Differences between traditional (telephony) and modern communication services

Conventional telephony communicates using:

* the voice medium only
* connects only two telephones per call
* uses circuits of fixed bit rate

In contrast, modern communication services depart from the conventional telephony service in these three essential aspects. Modern communication services can be:

* Multimedia
* point to point, and
* multi-rate

These aspects are examined Individually in the following three sub-sections.

* Multi-media: A multi-media call may communicate audio, data, still images, or full-motion video, or any combination of these media. Each medium has different demands for communication qualities, such as:
o bandwidth requirement
o signal latency within the network, and
o signal fidelity upon delivery by the network

Moreover, the information content of each medium may affect the information generated by other media. For example, voice could be transcribed into data via voice recognition and data commands may control the way voice and video are presented. These interactions most often occur at the communication terminals, but may also occur within the network .

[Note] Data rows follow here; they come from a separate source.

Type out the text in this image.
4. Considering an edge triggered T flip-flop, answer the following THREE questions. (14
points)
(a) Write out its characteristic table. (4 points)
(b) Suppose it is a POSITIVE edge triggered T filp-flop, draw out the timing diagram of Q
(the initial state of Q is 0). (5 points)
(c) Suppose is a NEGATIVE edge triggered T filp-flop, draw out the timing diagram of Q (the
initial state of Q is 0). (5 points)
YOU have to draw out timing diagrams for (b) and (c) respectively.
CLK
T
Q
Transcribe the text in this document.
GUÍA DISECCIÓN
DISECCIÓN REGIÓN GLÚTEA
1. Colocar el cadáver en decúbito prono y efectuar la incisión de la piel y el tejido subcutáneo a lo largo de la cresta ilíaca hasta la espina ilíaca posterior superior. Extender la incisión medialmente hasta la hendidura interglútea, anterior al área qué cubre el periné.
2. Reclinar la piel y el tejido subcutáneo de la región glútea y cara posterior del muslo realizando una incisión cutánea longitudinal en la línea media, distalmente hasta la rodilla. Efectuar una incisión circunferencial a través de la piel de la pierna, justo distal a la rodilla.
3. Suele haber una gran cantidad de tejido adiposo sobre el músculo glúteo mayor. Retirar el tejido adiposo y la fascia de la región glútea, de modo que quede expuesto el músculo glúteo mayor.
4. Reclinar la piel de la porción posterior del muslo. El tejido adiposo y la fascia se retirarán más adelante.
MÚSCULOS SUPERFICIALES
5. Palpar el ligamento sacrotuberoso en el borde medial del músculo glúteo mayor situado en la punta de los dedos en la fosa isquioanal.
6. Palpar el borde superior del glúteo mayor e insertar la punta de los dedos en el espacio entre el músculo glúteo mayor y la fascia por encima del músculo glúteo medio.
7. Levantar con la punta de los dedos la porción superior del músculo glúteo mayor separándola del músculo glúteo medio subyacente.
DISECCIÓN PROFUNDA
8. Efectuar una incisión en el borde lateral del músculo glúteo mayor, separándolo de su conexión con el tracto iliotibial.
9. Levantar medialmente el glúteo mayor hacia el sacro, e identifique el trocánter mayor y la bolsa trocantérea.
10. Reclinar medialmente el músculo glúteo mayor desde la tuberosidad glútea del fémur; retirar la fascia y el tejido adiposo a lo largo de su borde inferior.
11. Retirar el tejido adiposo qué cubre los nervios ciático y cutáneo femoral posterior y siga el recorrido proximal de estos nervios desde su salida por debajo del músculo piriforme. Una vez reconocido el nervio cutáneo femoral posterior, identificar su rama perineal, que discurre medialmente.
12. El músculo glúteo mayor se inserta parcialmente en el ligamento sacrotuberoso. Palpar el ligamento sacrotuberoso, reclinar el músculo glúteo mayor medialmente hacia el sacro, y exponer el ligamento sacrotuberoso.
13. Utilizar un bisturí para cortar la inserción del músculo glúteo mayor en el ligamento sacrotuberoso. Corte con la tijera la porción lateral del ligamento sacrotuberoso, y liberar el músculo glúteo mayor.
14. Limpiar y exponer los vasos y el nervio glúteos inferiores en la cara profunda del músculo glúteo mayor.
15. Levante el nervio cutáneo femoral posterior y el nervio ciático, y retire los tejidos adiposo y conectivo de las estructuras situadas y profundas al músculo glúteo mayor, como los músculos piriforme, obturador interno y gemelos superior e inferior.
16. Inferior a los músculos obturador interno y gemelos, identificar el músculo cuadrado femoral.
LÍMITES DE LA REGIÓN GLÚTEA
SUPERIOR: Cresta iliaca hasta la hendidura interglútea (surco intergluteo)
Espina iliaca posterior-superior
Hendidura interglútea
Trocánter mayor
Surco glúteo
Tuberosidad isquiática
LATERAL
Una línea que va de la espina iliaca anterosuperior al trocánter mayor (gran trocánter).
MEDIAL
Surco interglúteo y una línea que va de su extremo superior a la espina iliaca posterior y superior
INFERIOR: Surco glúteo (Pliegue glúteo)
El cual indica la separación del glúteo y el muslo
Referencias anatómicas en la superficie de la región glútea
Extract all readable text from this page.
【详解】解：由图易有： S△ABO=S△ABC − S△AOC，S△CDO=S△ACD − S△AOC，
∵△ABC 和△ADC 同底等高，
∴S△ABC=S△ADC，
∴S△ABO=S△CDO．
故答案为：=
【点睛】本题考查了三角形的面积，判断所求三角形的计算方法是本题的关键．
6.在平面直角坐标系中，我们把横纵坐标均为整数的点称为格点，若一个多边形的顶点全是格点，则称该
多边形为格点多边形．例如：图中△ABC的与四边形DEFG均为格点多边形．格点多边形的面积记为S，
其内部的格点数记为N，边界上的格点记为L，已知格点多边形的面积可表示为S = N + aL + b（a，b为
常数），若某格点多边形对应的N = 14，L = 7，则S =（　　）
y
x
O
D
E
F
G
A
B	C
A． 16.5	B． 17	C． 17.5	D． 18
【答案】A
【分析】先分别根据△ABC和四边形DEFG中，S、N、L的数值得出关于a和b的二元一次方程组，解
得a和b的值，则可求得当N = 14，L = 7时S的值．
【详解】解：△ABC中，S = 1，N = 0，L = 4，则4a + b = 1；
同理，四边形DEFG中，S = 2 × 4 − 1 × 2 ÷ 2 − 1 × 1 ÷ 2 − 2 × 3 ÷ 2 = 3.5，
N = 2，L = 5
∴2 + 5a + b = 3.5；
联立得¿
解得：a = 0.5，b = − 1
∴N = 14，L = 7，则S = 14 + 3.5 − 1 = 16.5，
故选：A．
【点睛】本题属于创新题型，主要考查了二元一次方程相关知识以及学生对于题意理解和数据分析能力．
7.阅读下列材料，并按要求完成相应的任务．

* Multi-point: A multi-point call involves the setup of connections among more than two people. These connections can be multi-media. They can be one way or two way communications. These connections may be reconfigured many times within the duration of a call. A few examples will be used to contrast point-to-point communications versus multi-point communications. Traditional voice calls are predominantly two party calls, requiring a point-to-point connection using only the voice medium. To access pictorial information in a remote database would require a point-to-point connection that sends low bit-rate queries to the database, and high bit-rate video from the database. Entertainment video applications are largely point-to-multi-point connections, requiring one way communication of full motion video and audio from the program source to the viewers. Video teleconferencing involves connections among many parties, communicating voice, video, as well as data. Thus offering future services requires flexible management of the connection and media requests of a multi-point, multi-media communication call .
* Multi-rate A multi-rate service network is one which allocates transmission capacity flexibly to connections. A multi-media network has to support a broad range of bit-rates demanded by connections, not only because there are many communication media, but also because a communication medium may be encoded by algorithms with different bit-rates. For example, audio signals can be encoded with bit-rates ranging from less than 1 kbit/s to hundreds of kbit/s, using different encoding algorithms with a wide range of complexity and quality of audio reproduction. Similarly, full motion video signals may be encoded with bit-rates ranging from less than 1 Mbit/s to hundreds of Mbit/s. Thus a network transporting both video and audio signals may have to integrate traffic with a very broad range of bit-rates.